Indeed, the term specialty-referral process might be considered a misnomer. The primary care system and the specialty care system appear to operate in parallel with little integration beyond the patient as the intermediary. This weak integration contributes to inefficient care and dissatisfaction by PCPs, specialists, and patients alike.

Our literature review emphasizes several themes and limitations of the existing literature on specialty referrals. First, many of the articles that focused on variation in referral rates assumed that there were too many referrals. Although overreferral is a substantial problem in the United States, underreferral is a problem as well, particularly for specialties with few physicians (e.g., child and adolescent psychiatry). It is notable that 26 percent of a national sample of 307 malpractice claims pertaining to a missed or delayed diagnosis involved a failure to refer (Gandhi et al. 2006). Future work should examine the appropriateness of referrals and look at both overreferral and underreferral. Second, most articles examined only one aspect of the referral process. We hope that our conceptual framework (referral decision, care coordination, access to specialty care) helps highlight the many parts of a successful referral. Third, we hope our work emphasizes that there are many components of care coordination, such as making sure that the referred patient sees the specialist, clarifying the role of the specialist, and ensuring management continuity. One of the limitations of the published literature is its focus on a single practice setting. There is a need for studies that look more broadly across settings, because there are various ways of initiating, managing, and tracking referrals. As a result, we do not know whether the findings are idiosyncratic to the specific setting of care examined in a given study. Nonetheless, because the studies often had consistent findings, we believe it is reasonable to generalize that the issues we describe are widespread throughout the U.S. health care system.

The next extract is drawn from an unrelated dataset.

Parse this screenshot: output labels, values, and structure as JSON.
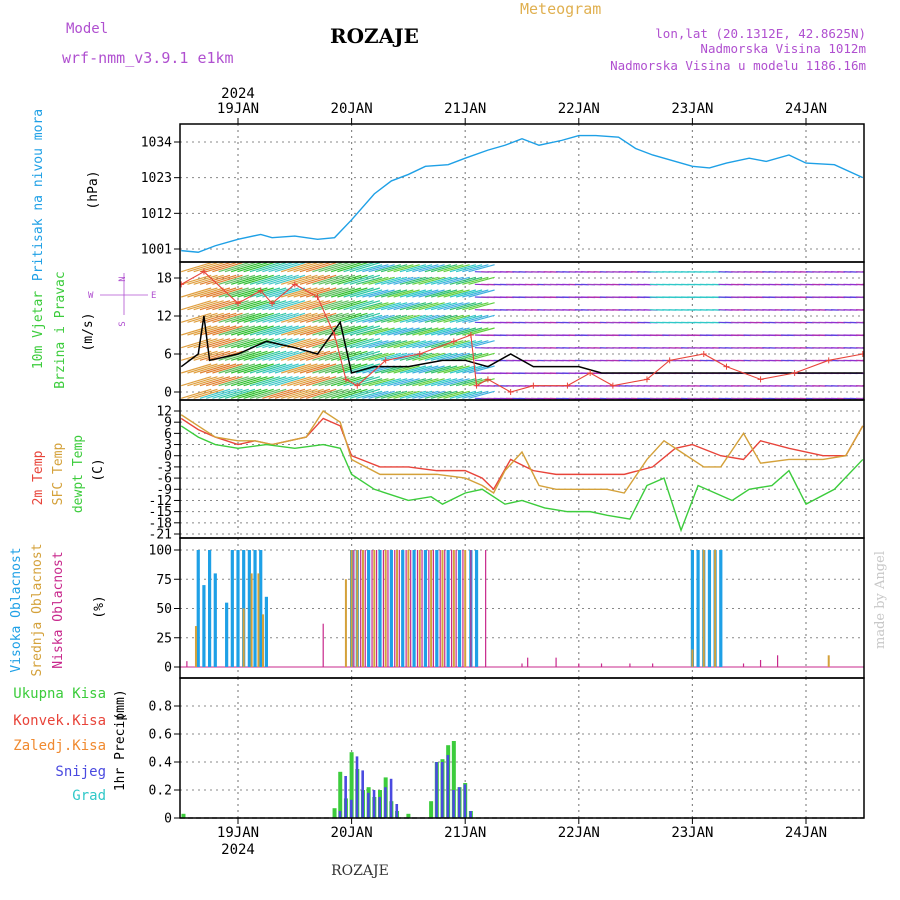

The current state of the specialty-referral process in the United States provides substantial opportunities for improvement, as there are breakdowns and inefficiencies in all its components. Given the expected increase in the elderly segment of the U.S. population, the increasing demand for specialist care, and the expected shortage of all types of physicians by 2020, improving the specialty-referral process deserves greater attention. Many of the mechanisms to improve it, including the use of information technology and payment reform, are promising. But no single change will address all the gaps in the referral process, so we need rigorous evaluations of mechanisms to improve the process across care settings.

Acknowledgments

This work was supported by a grant from the California Health Care Foundation. The funder had no role in the design and conduct of the study; the collection, management, analysis, and interpretation of the data; or the preparation, review, or approval of the manuscript. None of the authors has a financial interest in or a financial conflict with the subject matter or the materials discussed in this article.